During a recent speech, Gurbir Grewal, recently named Director of the SEC's Enforcement Division, cited a recent Gallup poll showing that "only a small percentage of Americans have any significant level of confidence in banks, technology companies or big business." While acknowledging that there is "no single cause" for the decline in trust (which is not limited to the financial markets, but extends to institutions generally), Grewal noted that part of the trend "is due to repeated lapses by large businesses, gatekeepers, and other market participants, coupled with the perception that we--the regulators--are failing to hold them appropriately accountable...."
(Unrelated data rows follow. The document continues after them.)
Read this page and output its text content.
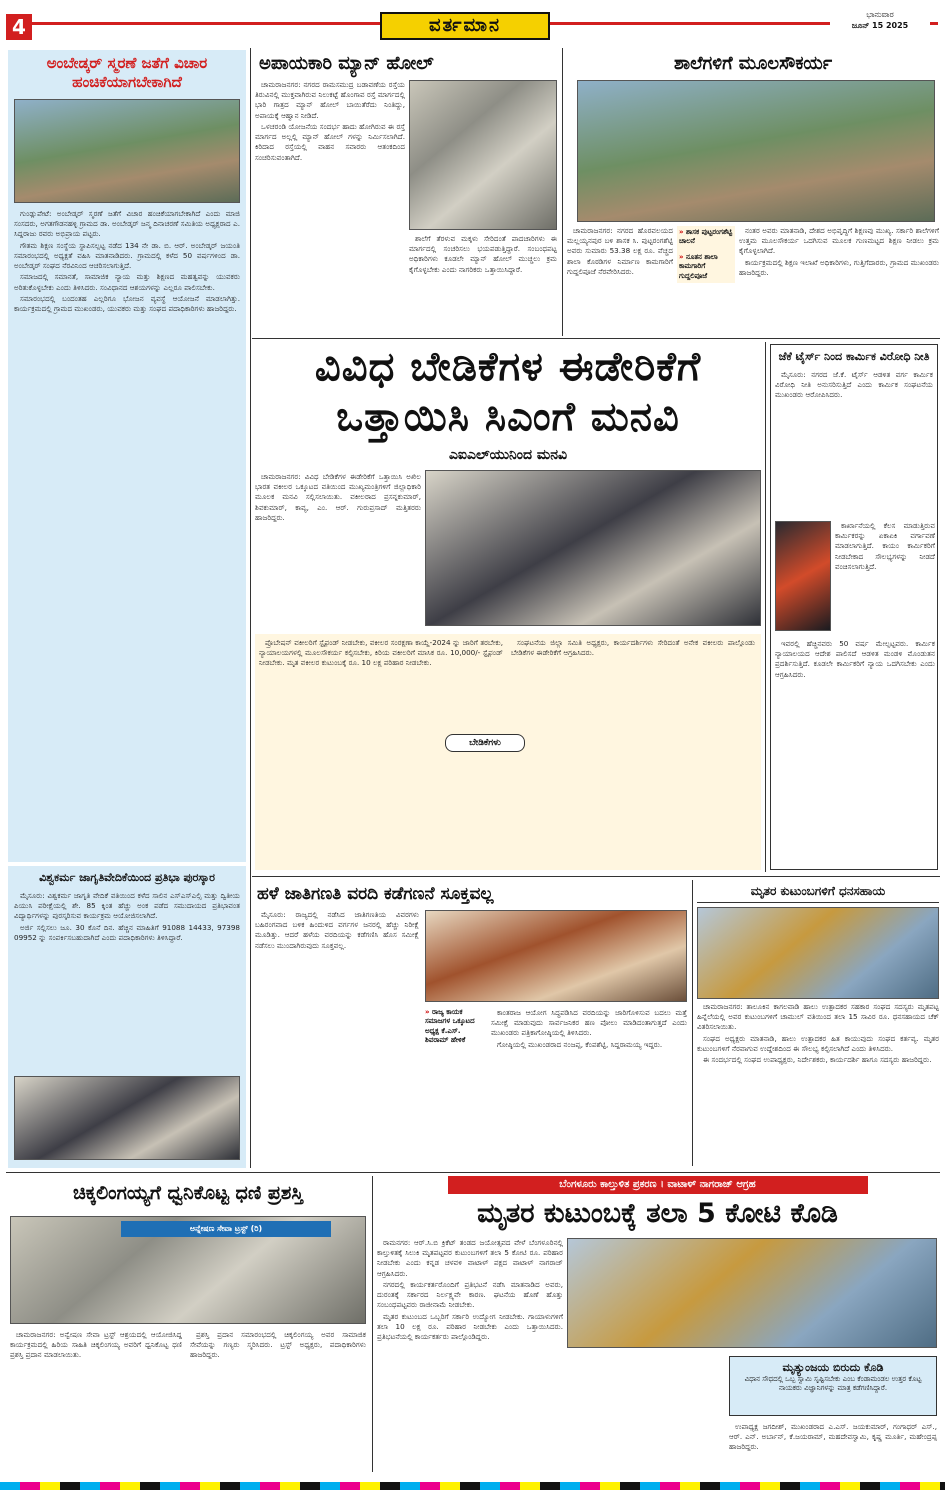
4	ವರ್ತಮಾನ
ಭಾನುವಾರ
ಜೂನ್ 15 2025
ಅಂಬೇಡ್ಕರ್ ಸ್ಮರಣೆ ಜತೆಗೆ ವಿಚಾರ ಹಂಚಿಕೆಯಾಗಬೇಕಾಗಿದೆ

ಗುಂಡ್ಲುಪೇಟೆ: ಅಂಬೇಡ್ಕರ್ ಸ್ಮರಣೆ ಜತೆಗೆ ವಿಚಾರ ಹಂಚಿಕೆಯಾಗಬೇಕಾಗಿದೆ ಎಂದು ಮಾಜಿ ಸಂಸದರು, ಅಗತಗೌಡನಹಳ್ಳಿ ಗ್ರಾಮದ ಡಾ. ಅಂಬೇಡ್ಕರ್ ಜನ್ಮ ದಿನಾಚರಣೆ ಸಮಿತಿಯ ಅಧ್ಯಕ್ಷರಾದ ಎ. ಸಿದ್ದರಾಜು ರವರು ಅಭಿಪ್ರಾಯ ಪಟ್ಟರು.

ಗೌತಮ ಶಿಕ್ಷಣ ಸಂಸ್ಥೆಯ ಸ್ಥಾಪಿಸಲ್ಪಟ್ಟ ನಡೆದ 134 ನೇ ಡಾ. ಬಿ. ಆರ್. ಅಂಬೇಡ್ಕರ್ ಜಯಂತಿ ಸಮಾರಂಭದಲ್ಲಿ ಅಧ್ಯಕ್ಷತೆ ವಹಿಸಿ ಮಾತನಾಡಿದರು. ಗ್ರಾಮದಲ್ಲಿ ಕಳೆದ 50 ವರ್ಷಗಳಿಂದ ಡಾ. ಅಂಬೇಡ್ಕರ್ ಸಂಘದ ನೆರವಿನಿಂದ ಆಚರಿಸಲಾಗುತ್ತಿದೆ.

ಸಮಾಜದಲ್ಲಿ ಸಮಾನತೆ, ಸಾಮಾಜಿಕ ನ್ಯಾಯ ಮತ್ತು ಶಿಕ್ಷಣದ ಮಹತ್ವವನ್ನು ಯುವಕರು ಅರಿತುಕೊಳ್ಳಬೇಕು ಎಂದು ತಿಳಿಸಿದರು. ಸಂವಿಧಾನದ ಆಶಯಗಳನ್ನು ಎಲ್ಲರೂ ಪಾಲಿಸಬೇಕು.

ಸಮಾರಂಭದಲ್ಲಿ ಬಂದಂತಹ ಎಲ್ಲರಿಗೂ ಭೋಜನ ವ್ಯವಸ್ಥೆ ಆಯೋಜನೆ ಮಾಡಲಾಗಿತ್ತು. ಕಾರ್ಯಕ್ರಮದಲ್ಲಿ ಗ್ರಾಮದ ಮುಖಂಡರು, ಯುವಕರು ಮತ್ತು ಸಂಘದ ಪದಾಧಿಕಾರಿಗಳು ಹಾಜರಿದ್ದರು.

ವಿಶ್ವಕರ್ಮ ಜಾಗೃತಿವೇದಿಕೆಯಿಂದ ಪ್ರತಿಭಾ ಪುರಸ್ಕಾರ

ಮೈಸೂರು: ವಿಶ್ವಕರ್ಮ ಜಾಗೃತಿ ವೇದಿಕೆ ವತಿಯಿಂದ ಕಳೆದ ಸಾಲಿನ ಎಸ್ಎಸ್ಎಲ್ಸಿ ಮತ್ತು ದ್ವಿತೀಯ ಪಿಯುಸಿ ಪರೀಕ್ಷೆಯಲ್ಲಿ ಶೇ. 85 ಕ್ಕಿಂತ ಹೆಚ್ಚು ಅಂಕ ಪಡೆದ ಸಮುದಾಯದ ಪ್ರತಿಭಾವಂತ ವಿದ್ಯಾರ್ಥಿಗಳನ್ನು ಪುರಸ್ಕರಿಸುವ ಕಾರ್ಯಕ್ರಮ ಆಯೋಜಿಸಲಾಗಿದೆ.

ಅರ್ಜಿ ಸಲ್ಲಿಸಲು ಜೂ. 30 ಕೊನೆ ದಿನ. ಹೆಚ್ಚಿನ ಮಾಹಿತಿಗೆ 91088 14433, 97398 09952 ನ್ನು ಸಂಪರ್ಕಿಸಬಹುದಾಗಿದೆ ಎಂದು ಪದಾಧಿಕಾರಿಗಳು ತಿಳಿಸಿದ್ದಾರೆ.

ಅಪಾಯಕಾರಿ ಮ್ಯಾನ್ ಹೋಲ್

ಚಾಮರಾಜನಗರ: ನಗರದ ರಾಮಸಮುದ್ರ ಬಡಾವಣೆಯ ರಸ್ತೆಯ ತಿರುವಿನಲ್ಲಿ ಮುಕ್ತವಾಗಿರುವ ನಿಲುಕಟ್ಟೆ ಹೊಂಗಾವ ರಸ್ತೆ ಮಾರ್ಗದಲ್ಲಿ ಭಾರಿ ಗಾತ್ರದ ಮ್ಯಾನ್ ಹೋಲ್ ಬಾಯಿತೆರೆದು ನಿಂತಿದ್ದು, ಅಪಾಯಕ್ಕೆ ಆಹ್ವಾನ ನೀಡಿದೆ.

ಒಳಚರಂಡಿ ಯೋಜನೆಯ ಸಂದರ್ಭ ಹಾದು ಹೋಗಿರುವ ಈ ರಸ್ತೆ ಮಾರ್ಗದ ಅಲ್ಲಲ್ಲಿ ಮ್ಯಾನ್ ಹೋಲ್ ಗಳನ್ನು ನಿರ್ಮಿಸಲಾಗಿದೆ. ಕಿರಿದಾದ ರಸ್ತೆಯಲ್ಲಿ ವಾಹನ ಸವಾರರು ಆತಂಕದಿಂದ ಸಂಚರಿಸುವಂತಾಗಿದೆ.

ಶಾಲೆಗೆ ತೆರಳುವ ಮಕ್ಕಳು ಸೇರಿದಂತೆ ಪಾದಚಾರಿಗಳು ಈ ಮಾರ್ಗದಲ್ಲಿ ಸಂಚರಿಸಲು ಭಯಪಡುತ್ತಿದ್ದಾರೆ. ಸಂಬಂಧಪಟ್ಟ ಅಧಿಕಾರಿಗಳು ಕೂಡಲೇ ಮ್ಯಾನ್ ಹೋಲ್ ಮುಚ್ಚಲು ಕ್ರಮ ಕೈಗೊಳ್ಳಬೇಕು ಎಂದು ನಾಗರಿಕರು ಒತ್ತಾಯಿಸಿದ್ದಾರೆ.

ಶಾಲೆಗಳಿಗೆ ಮೂಲಸೌಕರ್ಯ

ಚಾಮರಾಜನಗರ: ನಗರದ ಹೊರವಲಯದ ಮಲ್ಲಯ್ಯನಪುರ ಬಳಿ ಶಾಸಕ ಸಿ. ಪುಟ್ಟರಂಗಶೆಟ್ಟಿ ಅವರು ಸುಮಾರು 53.38 ಲಕ್ಷ ರೂ. ವೆಚ್ಚದ ಶಾಲಾ ಕೊಠಡಿಗಳ ನಿರ್ಮಾಣ ಕಾಮಗಾರಿಗೆ ಗುದ್ದಲಿಪೂಜೆ ನೆರವೇರಿಸಿದರು.

» ಶಾಸಕ ಪುಟ್ಟರಂಗಶೆಟ್ಟಿ ಚಾಲನೆ
» ನೂತನ ಶಾಲಾ ಕಾಮಗಾರಿಗೆ ಗುದ್ದಲಿಪೂಜೆ

ನಂತರ ಅವರು ಮಾತನಾಡಿ, ದೇಶದ ಅಭಿವೃದ್ಧಿಗೆ ಶಿಕ್ಷಣವು ಮುಖ್ಯ. ಸರ್ಕಾರಿ ಶಾಲೆಗಳಿಗೆ ಉತ್ತಮ ಮೂಲಸೌಕರ್ಯ ಒದಗಿಸುವ ಮೂಲಕ ಗುಣಮಟ್ಟದ ಶಿಕ್ಷಣ ನೀಡಲು ಕ್ರಮ ಕೈಗೊಳ್ಳಲಾಗಿದೆ.

ಕಾರ್ಯಕ್ರಮದಲ್ಲಿ ಶಿಕ್ಷಣ ಇಲಾಖೆ ಅಧಿಕಾರಿಗಳು, ಗುತ್ತಿಗೆದಾರರು, ಗ್ರಾಮದ ಮುಖಂಡರು ಹಾಜರಿದ್ದರು.

ವಿವಿಧ ಬೇಡಿಕೆಗಳ ಈಡೇರಿಕೆಗೆ
ಒತ್ತಾಯಿಸಿ ಸಿಎಂಗೆ ಮನವಿ
ಎಐಎಲ್‌ಯುನಿಂದ ಮನವಿ

ಚಾಮರಾಜನಗರ: ವಿವಿಧ ಬೇಡಿಕೆಗಳ ಈಡೇರಿಕೆಗೆ ಒತ್ತಾಯಿಸಿ ಅಖಿಲ ಭಾರತ ವಕೀಲರ ಒಕ್ಕೂಟದ ವತಿಯಿಂದ ಮುಖ್ಯಮಂತ್ರಿಗಳಿಗೆ ಜಿಲ್ಲಾಧಿಕಾರಿ ಮೂಲಕ ಮನವಿ ಸಲ್ಲಿಸಲಾಯಿತು. ವಕೀಲರಾದ ಪ್ರಸನ್ನಕುಮಾರ್, ಶಿವಕುಮಾರ್, ಕಾವ್ಯ, ಎಂ. ಆರ್. ಗುರುಪ್ರಸಾದ್ ಮತ್ತಿತರರು ಹಾಜರಿದ್ದರು.

ಪ್ರೊಬೇಷನ್ ವಕೀಲರಿಗೆ ಸ್ಟೈಫಂಡ್ ನೀಡಬೇಕು, ವಕೀಲರ ಸಂರಕ್ಷಣಾ ಕಾಯ್ದೆ-2024 ನ್ನು ಜಾರಿಗೆ ತರಬೇಕು, ನ್ಯಾಯಾಲಯಗಳಲ್ಲಿ ಮೂಲಸೌಕರ್ಯ ಕಲ್ಪಿಸಬೇಕು, ಕಿರಿಯ ವಕೀಲರಿಗೆ ಮಾಸಿಕ ರೂ. 10,000/- ಸ್ಟೈಫಂಡ್ ನೀಡಬೇಕು. ಮೃತ ವಕೀಲರ ಕುಟುಂಬಕ್ಕೆ ರೂ. 10 ಲಕ್ಷ ಪರಿಹಾರ ನೀಡಬೇಕು.

ಬೇಡಿಕೆಗಳು

ಸಂಘಟನೆಯ ಜಿಲ್ಲಾ ಸಮಿತಿ ಅಧ್ಯಕ್ಷರು, ಕಾರ್ಯದರ್ಶಿಗಳು ಸೇರಿದಂತೆ ಅನೇಕ ವಕೀಲರು ಪಾಲ್ಗೊಂಡು ಬೇಡಿಕೆಗಳ ಈಡೇರಿಕೆಗೆ ಆಗ್ರಹಿಸಿದರು.

ಜೆಕೆ ಟೈರ್ಸ್ ನಿಂದ ಕಾರ್ಮಿಕ ವಿರೋಧಿ ನೀತಿ

ಮೈಸೂರು: ನಗರದ ಜೆ.ಕೆ. ಟೈರ್ಸ್ ಆಡಳಿತ ವರ್ಗ ಕಾರ್ಮಿಕ ವಿರೋಧಿ ನೀತಿ ಅನುಸರಿಸುತ್ತಿದೆ ಎಂದು ಕಾರ್ಮಿಕ ಸಂಘಟನೆಯ ಮುಖಂಡರು ಆರೋಪಿಸಿದರು.

ಕಾರ್ಖಾನೆಯಲ್ಲಿ ಕೆಲಸ ಮಾಡುತ್ತಿರುವ ಕಾರ್ಮಿಕರನ್ನು ಏಕಾಏಕಿ ವರ್ಗಾವಣೆ ಮಾಡಲಾಗುತ್ತಿದೆ. ಕಾಯಂ ಕಾರ್ಮಿಕರಿಗೆ ನೀಡಬೇಕಾದ ಸೌಲಭ್ಯಗಳನ್ನು ನೀಡದೆ ವಂಚಿಸಲಾಗುತ್ತಿದೆ.

ಇವರಲ್ಲಿ ಹೆಚ್ಚಿನವರು 50 ವರ್ಷ ಮೇಲ್ಪಟ್ಟವರು. ಕಾರ್ಮಿಕ ನ್ಯಾಯಾಲಯದ ಆದೇಶ ಪಾಲಿಸದೆ ಆಡಳಿತ ಮಂಡಳಿ ಮೊಂಡುತನ ಪ್ರದರ್ಶಿಸುತ್ತಿದೆ. ಕೂಡಲೇ ಕಾರ್ಮಿಕರಿಗೆ ನ್ಯಾಯ ಒದಗಿಸಬೇಕು ಎಂದು ಆಗ್ರಹಿಸಿದರು.

ಹಳೆ ಜಾತಿಗಣತಿ ವರದಿ ಕಡೆಗಣನೆ ಸೂಕ್ತವಲ್ಲ

ಮೈಸೂರು: ರಾಜ್ಯದಲ್ಲಿ ನಡೆಸಿದ ಜಾತಿಗಣತಿಯ ವಿವರಗಳು ಬಹಿರಂಗವಾದ ಬಳಿಕ ಹಿಂದುಳಿದ ವರ್ಗಗಳ ಜನರಲ್ಲಿ ಹೆಚ್ಚು ನಿರೀಕ್ಷೆ ಮೂಡಿತ್ತು. ಆದರೆ ಹಳೆಯ ವರದಿಯನ್ನು ಕಡೆಗಣಿಸಿ ಹೊಸ ಸಮೀಕ್ಷೆ ನಡೆಸಲು ಮುಂದಾಗಿರುವುದು ಸೂಕ್ತವಲ್ಲ.

» ರಾಜ್ಯ ಕಾಯಕ ಸಮಾಜಗಳ ಒಕ್ಕೂಟದ ಅಧ್ಯಕ್ಷ ಕೆ.ಎಸ್. ಶಿವರಾಮ್ ಹೇಳಿಕೆ

ಕಾಂತರಾಜ ಆಯೋಗ ಸಿದ್ಧಪಡಿಸಿದ ವರದಿಯನ್ನು ಜಾರಿಗೊಳಿಸುವ ಬದಲು ಮತ್ತೆ ಸಮೀಕ್ಷೆ ಮಾಡುವುದು ಸಾರ್ವಜನಿಕರ ಹಣ ಪೋಲು ಮಾಡಿದಂತಾಗುತ್ತದೆ ಎಂದು ಮುಖಂಡರು ಪತ್ರಿಕಾಗೋಷ್ಠಿಯಲ್ಲಿ ತಿಳಿಸಿದರು.

ಗೋಷ್ಠಿಯಲ್ಲಿ ಮುಖಂಡರಾದ ನಂಜಪ್ಪ, ಕೆಂಪಶೆಟ್ಟಿ, ಸಿದ್ದರಾಮಯ್ಯ ಇದ್ದರು.

ಮೃತರ ಕುಟುಂಬಗಳಿಗೆ ಧನಸಹಾಯ

ಚಾಮರಾಜನಗರ: ತಾಲೂಕಿನ ಕಾಗಲವಾಡಿ ಹಾಲು ಉತ್ಪಾದಕರ ಸಹಕಾರ ಸಂಘದ ಸದಸ್ಯರು ಮೃತಪಟ್ಟ ಹಿನ್ನೆಲೆಯಲ್ಲಿ ಅವರ ಕುಟುಂಬಗಳಿಗೆ ಚಾಮುಲ್ ವತಿಯಿಂದ ತಲಾ 15 ಸಾವಿರ ರೂ. ಧನಸಹಾಯದ ಚೆಕ್ ವಿತರಿಸಲಾಯಿತು.

ಸಂಘದ ಅಧ್ಯಕ್ಷರು ಮಾತನಾಡಿ, ಹಾಲು ಉತ್ಪಾದಕರ ಹಿತ ಕಾಯುವುದು ಸಂಘದ ಕರ್ತವ್ಯ. ಮೃತರ ಕುಟುಂಬಗಳಿಗೆ ನೆರವಾಗುವ ಉದ್ದೇಶದಿಂದ ಈ ಸೌಲಭ್ಯ ಕಲ್ಪಿಸಲಾಗಿದೆ ಎಂದು ತಿಳಿಸಿದರು.

ಈ ಸಂದರ್ಭದಲ್ಲಿ ಸಂಘದ ಉಪಾಧ್ಯಕ್ಷರು, ನಿರ್ದೇಶಕರು, ಕಾರ್ಯದರ್ಶಿ ಹಾಗೂ ಸದಸ್ಯರು ಹಾಜರಿದ್ದರು.

ಚಿಕ್ಕಲಿಂಗಯ್ಯಗೆ ಧ್ವನಿಕೊಟ್ಟ ಧಣಿ ಪ್ರಶಸ್ತಿ
ಅನ್ನೇಷಣ ಸೇವಾ ಟ್ರಸ್ಟ್ (ರಿ)

ಚಾಮರಾಜನಗರ: ಅನ್ವೇಷಣ ಸೇವಾ ಟ್ರಸ್ಟ್ ಆಶ್ರಯದಲ್ಲಿ ಆಯೋಜಿಸಿದ್ದ ಕಾರ್ಯಕ್ರಮದಲ್ಲಿ ಹಿರಿಯ ಸಾಹಿತಿ ಚಿಕ್ಕಲಿಂಗಯ್ಯ ಅವರಿಗೆ ಧ್ವನಿಕೊಟ್ಟ ಧಣಿ ಪ್ರಶಸ್ತಿ ಪ್ರದಾನ ಮಾಡಲಾಯಿತು.

ಪ್ರಶಸ್ತಿ ಪ್ರದಾನ ಸಮಾರಂಭದಲ್ಲಿ ಚಿಕ್ಕಲಿಂಗಯ್ಯ ಅವರ ಸಾಮಾಜಿಕ ಸೇವೆಯನ್ನು ಗಣ್ಯರು ಸ್ಮರಿಸಿದರು. ಟ್ರಸ್ಟ್ ಅಧ್ಯಕ್ಷರು, ಪದಾಧಿಕಾರಿಗಳು ಹಾಜರಿದ್ದರು.

ಬೆಂಗಳೂರು ಕಾಲ್ತುಳಿತ ಪ್ರಕರಣ । ವಾಟಾಳ್ ನಾಗರಾಜ್ ಆಗ್ರಹ
ಮೃತರ ಕುಟುಂಬಕ್ಕೆ ತಲಾ 5 ಕೋಟಿ ಕೊಡಿ

ರಾಮನಗರ: ಆರ್.ಸಿ.ಬಿ ಕ್ರಿಕೆಟ್ ತಂಡದ ಜಯೋತ್ಸವದ ವೇಳೆ ಬೆಂಗಳೂರಿನಲ್ಲಿ ಕಾಲ್ತುಳಿತಕ್ಕೆ ಸಿಲುಕಿ ಮೃತಪಟ್ಟವರ ಕುಟುಂಬಗಳಿಗೆ ತಲಾ 5 ಕೋಟಿ ರೂ. ಪರಿಹಾರ ನೀಡಬೇಕು ಎಂದು ಕನ್ನಡ ಚಳವಳಿ ವಾಟಾಳ್ ಪಕ್ಷದ ವಾಟಾಳ್ ನಾಗರಾಜ್ ಆಗ್ರಹಿಸಿದರು.

ನಗರದಲ್ಲಿ ಕಾರ್ಯಕರ್ತರೊಂದಿಗೆ ಪ್ರತಿಭಟನೆ ನಡೆಸಿ ಮಾತನಾಡಿದ ಅವರು, ದುರಂತಕ್ಕೆ ಸರ್ಕಾರದ ನಿರ್ಲಕ್ಷ್ಯವೇ ಕಾರಣ. ಘಟನೆಯ ಹೊಣೆ ಹೊತ್ತು ಸಂಬಂಧಪಟ್ಟವರು ರಾಜೀನಾಮೆ ನೀಡಬೇಕು.

ಮೃತರ ಕುಟುಂಬದ ಒಬ್ಬರಿಗೆ ಸರ್ಕಾರಿ ಉದ್ಯೋಗ ನೀಡಬೇಕು. ಗಾಯಾಳುಗಳಿಗೆ ತಲಾ 10 ಲಕ್ಷ ರೂ. ಪರಿಹಾರ ನೀಡಬೇಕು ಎಂದು ಒತ್ತಾಯಿಸಿದರು. ಪ್ರತಿಭಟನೆಯಲ್ಲಿ ಕಾರ್ಯಕರ್ತರು ಪಾಲ್ಗೊಂಡಿದ್ದರು.

ಮೃತ್ಯುಂಜಯ ಬಿರುದು ಕೊಡಿ
ವಿಧಾನ ಸೌಧದಲ್ಲಿ ಒಬ್ಬ ಸ್ವಾಮಿ ಸೃಷ್ಟಿಸಬೇಕು ಎಂಬ ಕೆಂಡಾಮಂಡಲ ಉತ್ತರ ಕೊಟ್ಟ ನಾಯಕರು ವಿಜ್ಞಾನಿಗಳನ್ನು ಮಾತ್ರ ಕಡೆಗಣಿಸಿದ್ದಾರೆ.

ಉಪಾಧ್ಯಕ್ಷ ಜಗದೀಶ್, ಮುಖಂಡರಾದ ಎ.ಎಸ್. ಜಯಕುಮಾರ್, ಗಂಗಾಧರ್ ಎಸ್., ಆರ್. ಎನ್. ಅರ್ಬಾನ್, ಕೆ.ಜಯರಾಮ್, ಮಹದೇವಸ್ವಾಮಿ, ಕೃಷ್ಣ ಮೂರ್ತಿ, ಮಹೇಂದ್ರಪ್ಪ ಹಾಜರಿದ್ದರು.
With that backdrop, Grewal noted that he will be looking closely at a number of areas of misconduct, including: obfuscation of evidence from the SEC or other government agencies; public company disclosures of and controls for cybersecurity incidents; and gatekeeper misconduct of lawyers and auditors. He also described steps he will take to use remedies to deter wrongdoing, such as requiring admissions "in appropriate circumstances," using officer and director bars more broadly; and requiring conduct-based injunctions or undertakings tailored to address underlying violations. He further said that he will empower the SEC Staff by reducing the number of Wells meetings he or his director attend.
Looks like the Enforcement Division is about to step things up and increase the level of scrutiny and sanctions--please take the time now to make sure you are being proactive with your compliance.